The Biden administration will reportedly delay its proposed ban on menthol cigarettes amid mounting political pressure against it.
The administration is expected to announced its regulatory agenda Wednesday, which will include a plan to finalize federal rules in March to take menthol cigarettes off the market, but the ban could face a further delay due to pressure during an election year, the Washington Post reported, citing three anonymous officials.
Critics pushing to delay the ban have argued that it will disproportionately affect black communities, which could anger black voters who use the products, hurting President Joe Biden's reelection chances, according to the Post.

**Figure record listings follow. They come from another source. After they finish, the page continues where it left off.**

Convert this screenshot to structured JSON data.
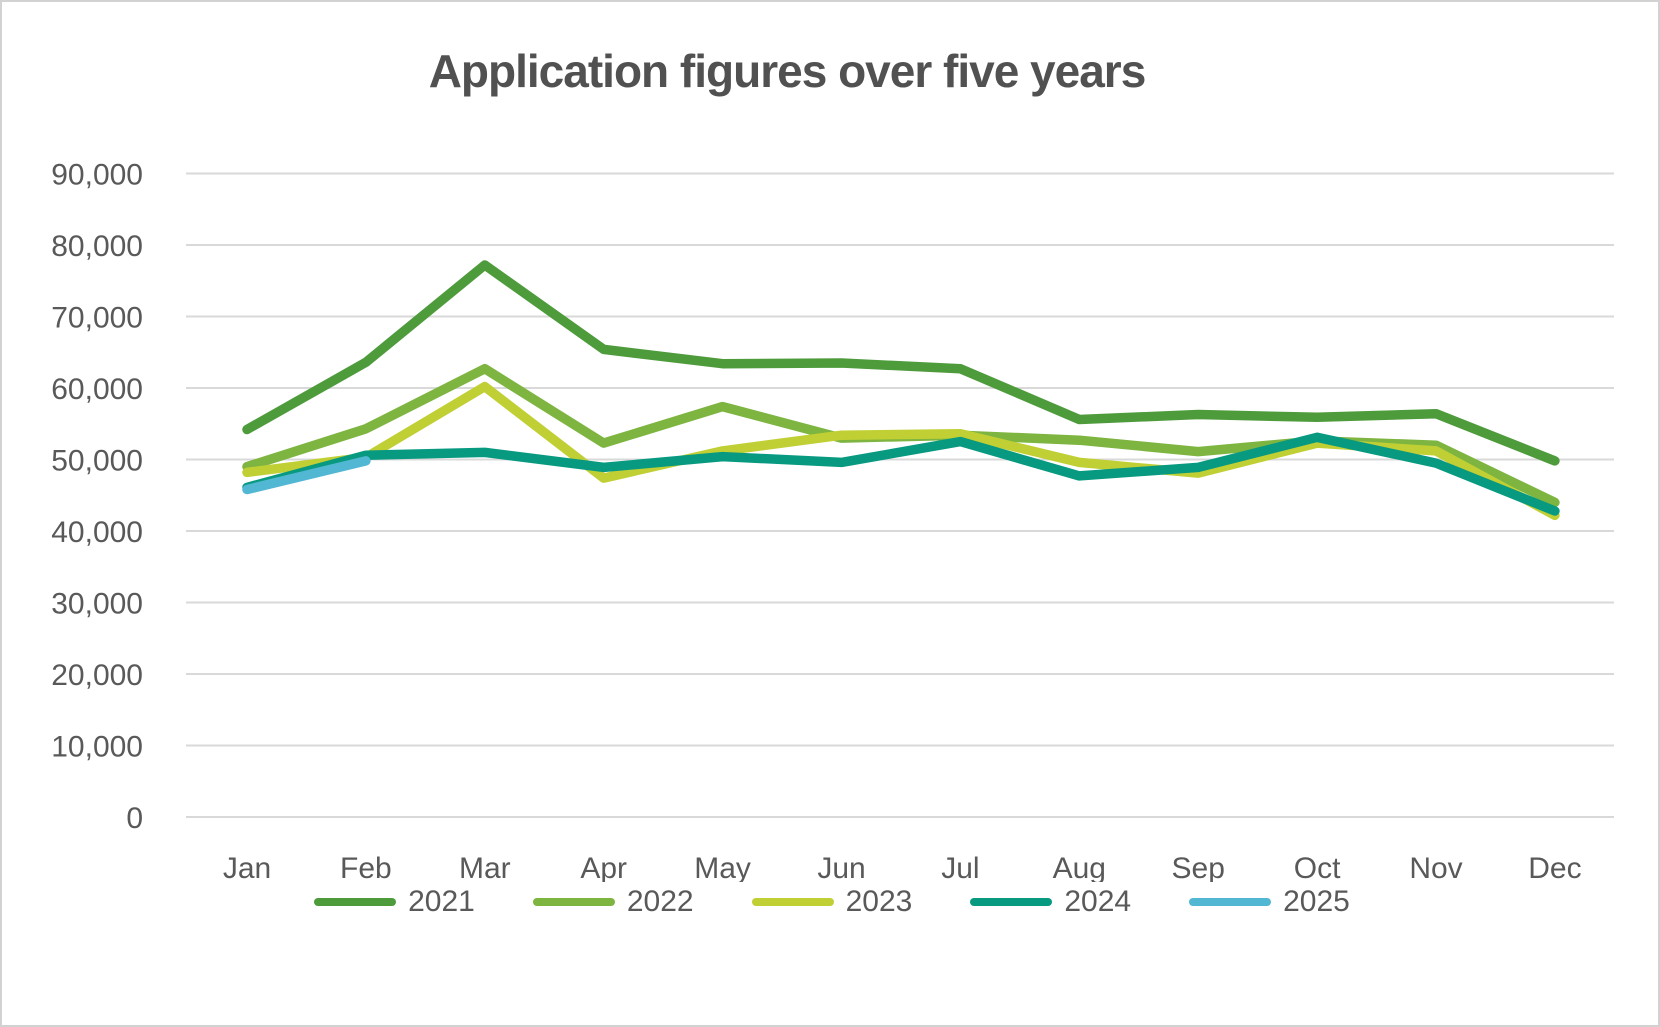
{
  "chart": {
    "title": "Application figures over five years",
    "text_color": "#595959",
    "title_color": "#515151",
    "gridline_color": "#d9d9d9",
    "background_color": "#ffffff"
  },
  "chart_data": {
    "type": "line",
    "title": "Application figures over five years",
    "categories": [
      "Jan",
      "Feb",
      "Mar",
      "Apr",
      "May",
      "Jun",
      "Jul",
      "Aug",
      "Sep",
      "Oct",
      "Nov",
      "Dec"
    ],
    "series": [
      {
        "name": "2021",
        "color": "#4e9b3c",
        "values": [
          54200,
          63600,
          77200,
          65400,
          63400,
          63500,
          62700,
          55600,
          56300,
          55900,
          56400,
          49800
        ]
      },
      {
        "name": "2022",
        "color": "#7db540",
        "values": [
          49000,
          54300,
          62700,
          52300,
          57400,
          53000,
          53400,
          52700,
          51100,
          52600,
          52000,
          44000
        ]
      },
      {
        "name": "2023",
        "color": "#c0cf33",
        "values": [
          48200,
          50300,
          60200,
          47400,
          51200,
          53400,
          53600,
          49600,
          48100,
          52300,
          51200,
          42200
        ]
      },
      {
        "name": "2024",
        "color": "#089981",
        "values": [
          46100,
          50600,
          51000,
          48900,
          50400,
          49600,
          52500,
          47700,
          48900,
          53100,
          49500,
          42800
        ]
      },
      {
        "name": "2025",
        "color": "#52b7d3",
        "values": [
          45800,
          49800,
          null,
          null,
          null,
          null,
          null,
          null,
          null,
          null,
          null,
          null
        ]
      }
    ],
    "ylim": [
      0,
      90000
    ],
    "ytick_step": 10000,
    "ytick_labels": [
      "0",
      "10,000",
      "20,000",
      "30,000",
      "40,000",
      "50,000",
      "60,000",
      "70,000",
      "80,000",
      "90,000"
    ],
    "xlabel": "",
    "ylabel": "",
    "grid": "horizontal",
    "legend_position": "bottom",
    "line_width": 9.5
  }
}
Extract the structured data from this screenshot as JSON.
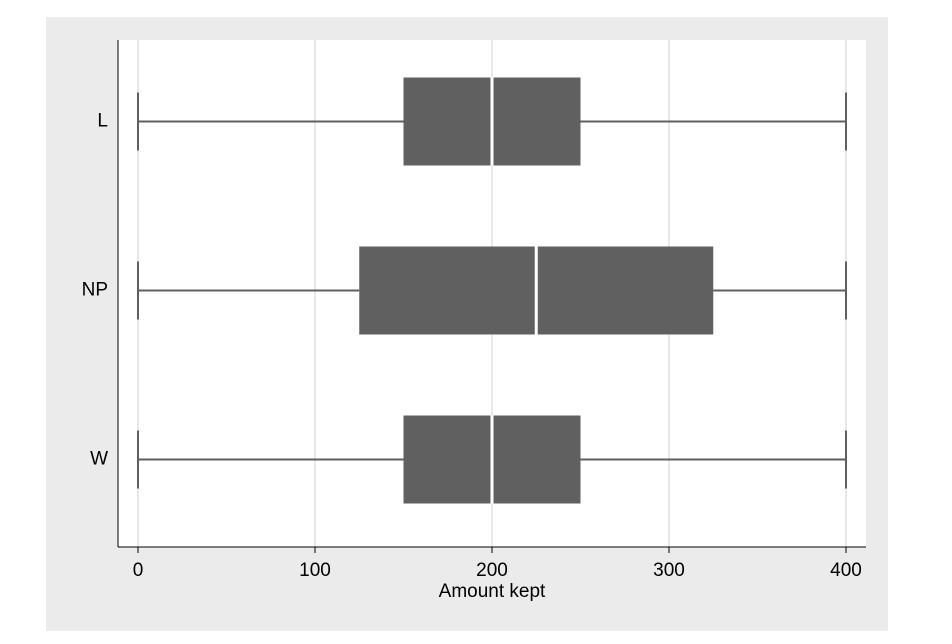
{
  "chart_data": {
    "type": "box",
    "orientation": "horizontal",
    "x_label": "Amount kept",
    "categories": [
      "L",
      "NP",
      "W"
    ],
    "min": [
      0,
      0,
      0
    ],
    "q1": [
      150,
      125,
      150
    ],
    "median": [
      200,
      225,
      200
    ],
    "q3": [
      250,
      325,
      250
    ],
    "max": [
      400,
      400,
      400
    ],
    "color": "#606060",
    "median_color": "#ffffff",
    "xlim": [
      -11.3,
      411.3
    ],
    "xticks": [
      0,
      100,
      200,
      300,
      400
    ],
    "grid": true
  }
}
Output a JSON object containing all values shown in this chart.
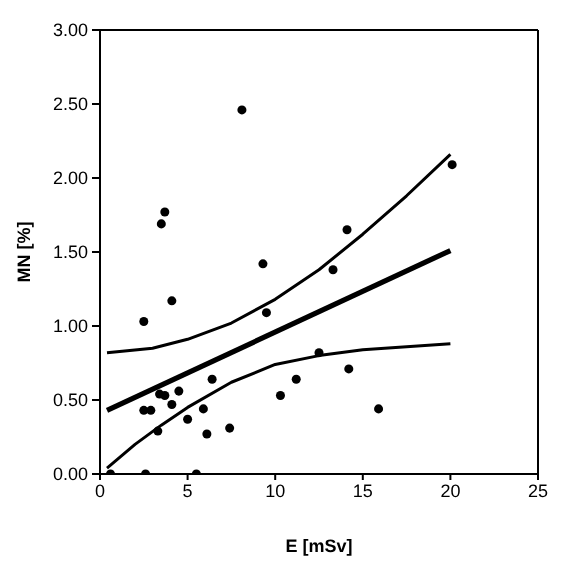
{
  "chart_data": {
    "type": "scatter",
    "xlabel": "E [mSv]",
    "ylabel": "MN [%]",
    "xlim": [
      0,
      25
    ],
    "xticks": [
      0,
      5,
      10,
      15,
      20,
      25
    ],
    "ylim": [
      0,
      3
    ],
    "yticks": [
      {
        "value": 0,
        "label": "0.00"
      },
      {
        "value": 0.5,
        "label": "0.50"
      },
      {
        "value": 1,
        "label": "1.00"
      },
      {
        "value": 1.5,
        "label": "1.50"
      },
      {
        "value": 2,
        "label": "2.00"
      },
      {
        "value": 2.5,
        "label": "2.50"
      },
      {
        "value": 3,
        "label": "3.00"
      }
    ],
    "grid": false,
    "legend": false,
    "marker": "circle",
    "series": [
      {
        "type": "scatter",
        "color": "#000000",
        "x": [
          0.6,
          2.6,
          5.5,
          2.5,
          3.7,
          3.5,
          8.1,
          9.3,
          13.3,
          4.1,
          9.5,
          2.5,
          2.9,
          3.4,
          3.7,
          4.5,
          4.1,
          3.3,
          5.0,
          5.9,
          6.1,
          6.4,
          7.4,
          10.3,
          11.2,
          12.5,
          20.1,
          14.1,
          14.2,
          15.9
        ],
        "values": [
          0,
          0,
          0,
          1.03,
          1.77,
          1.69,
          2.46,
          1.42,
          1.38,
          1.17,
          1.09,
          0.43,
          0.43,
          0.54,
          0.53,
          0.56,
          0.47,
          0.29,
          0.37,
          0.44,
          0.27,
          0.64,
          0.31,
          0.53,
          0.64,
          0.82,
          2.09,
          1.65,
          0.71,
          0.44
        ]
      },
      {
        "type": "line",
        "color": "#000000",
        "marker": "none",
        "line_style": "solid",
        "x": [
          0.4,
          20
        ],
        "values": [
          0.43,
          1.51
        ]
      },
      {
        "type": "line",
        "color": "#000000",
        "marker": "none",
        "line_style": "solid",
        "x": [
          0.4,
          3,
          5,
          7.5,
          10,
          12.5,
          15,
          17.5,
          20
        ],
        "values": [
          0.82,
          0.85,
          0.91,
          1.02,
          1.18,
          1.38,
          1.62,
          1.88,
          2.16
        ]
      },
      {
        "type": "line",
        "color": "#000000",
        "marker": "none",
        "line_style": "solid",
        "x": [
          0.4,
          2,
          3.5,
          5,
          7.5,
          10,
          12.5,
          15,
          17.5,
          20
        ],
        "values": [
          0.04,
          0.2,
          0.33,
          0.45,
          0.62,
          0.74,
          0.8,
          0.84,
          0.86,
          0.88
        ]
      }
    ]
  }
}
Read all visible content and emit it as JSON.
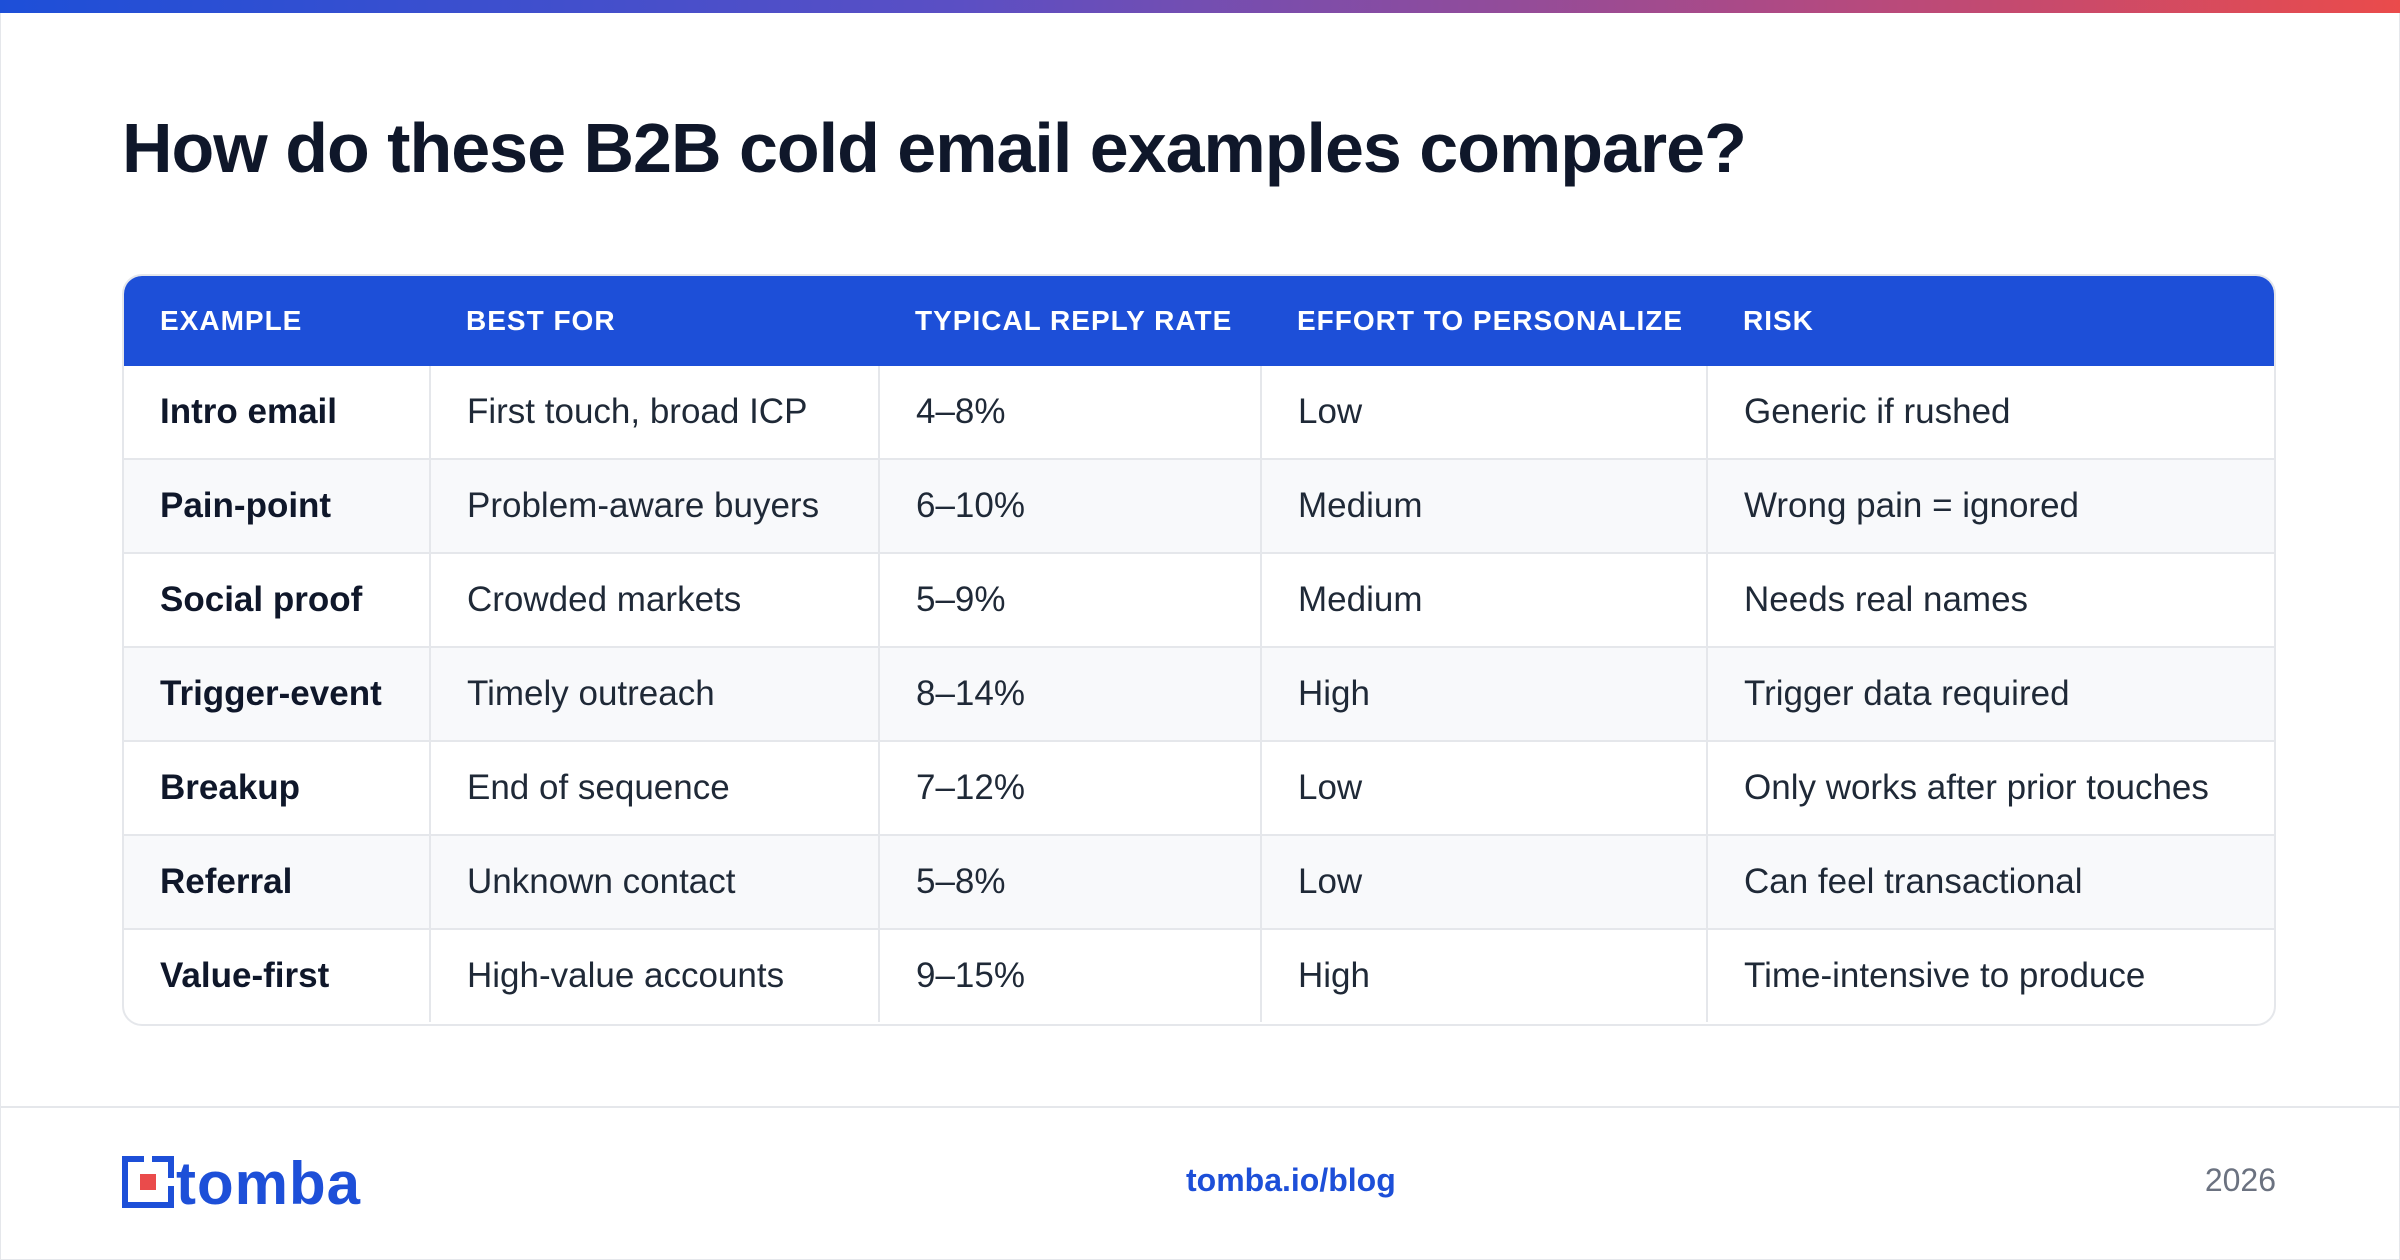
{
  "title": "How do these B2B cold email examples compare?",
  "table": {
    "headers": [
      "EXAMPLE",
      "BEST FOR",
      "TYPICAL REPLY RATE",
      "EFFORT TO PERSONALIZE",
      "RISK"
    ],
    "rows": [
      [
        "Intro email",
        "First touch, broad ICP",
        "4–8%",
        "Low",
        "Generic if rushed"
      ],
      [
        "Pain-point",
        "Problem-aware buyers",
        "6–10%",
        "Medium",
        "Wrong pain = ignored"
      ],
      [
        "Social proof",
        "Crowded markets",
        "5–9%",
        "Medium",
        "Needs real names"
      ],
      [
        "Trigger-event",
        "Timely outreach",
        "8–14%",
        "High",
        "Trigger data required"
      ],
      [
        "Breakup",
        "End of sequence",
        "7–12%",
        "Low",
        "Only works after prior touches"
      ],
      [
        "Referral",
        "Unknown contact",
        "5–8%",
        "Low",
        "Can feel transactional"
      ],
      [
        "Value-first",
        "High-value accounts",
        "9–15%",
        "High",
        "Time-intensive to produce"
      ]
    ]
  },
  "footer": {
    "brand": "tomba",
    "link": "tomba.io/blog",
    "year": "2026"
  },
  "colors": {
    "accent": "#1d4fd8",
    "accent_red": "#ea4b4b",
    "gradient_start": "#1d4fd8",
    "gradient_end": "#ea4b4b"
  },
  "icons": {
    "logo": "tomba-logo-icon"
  }
}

The Biden administration announced its plans to ban menthol cigarettes in April 2021. The FDA then proposed the rules a year later and had originally planned to finalize them in August of this year, though the administration later hinted that it would finalize them in January 2024. The plan to wait until March is not binding, however, and the administration could hand the final rule down sooner. One official noted to the Post that waiting to finalize the rules could make it easier for a Republican successor to reverse them.
The Washington Free Beacon reported last year that opponents of the ban warned it would disproportionately impact black people and put them at risk of arrest for using the products. Those critics have included the left-wing American Civil Liberties Union, which warned in 2021 of "serious racial justice implications" of the proposed rule.
There is evidence that voters in at least one swing state disapprove of the proposed ban. An August 2022 poll found that 52 percent of voters in Pennsylvania were against it. Recent polls have shown former president Donald Trump beating Biden in Pennsylvania.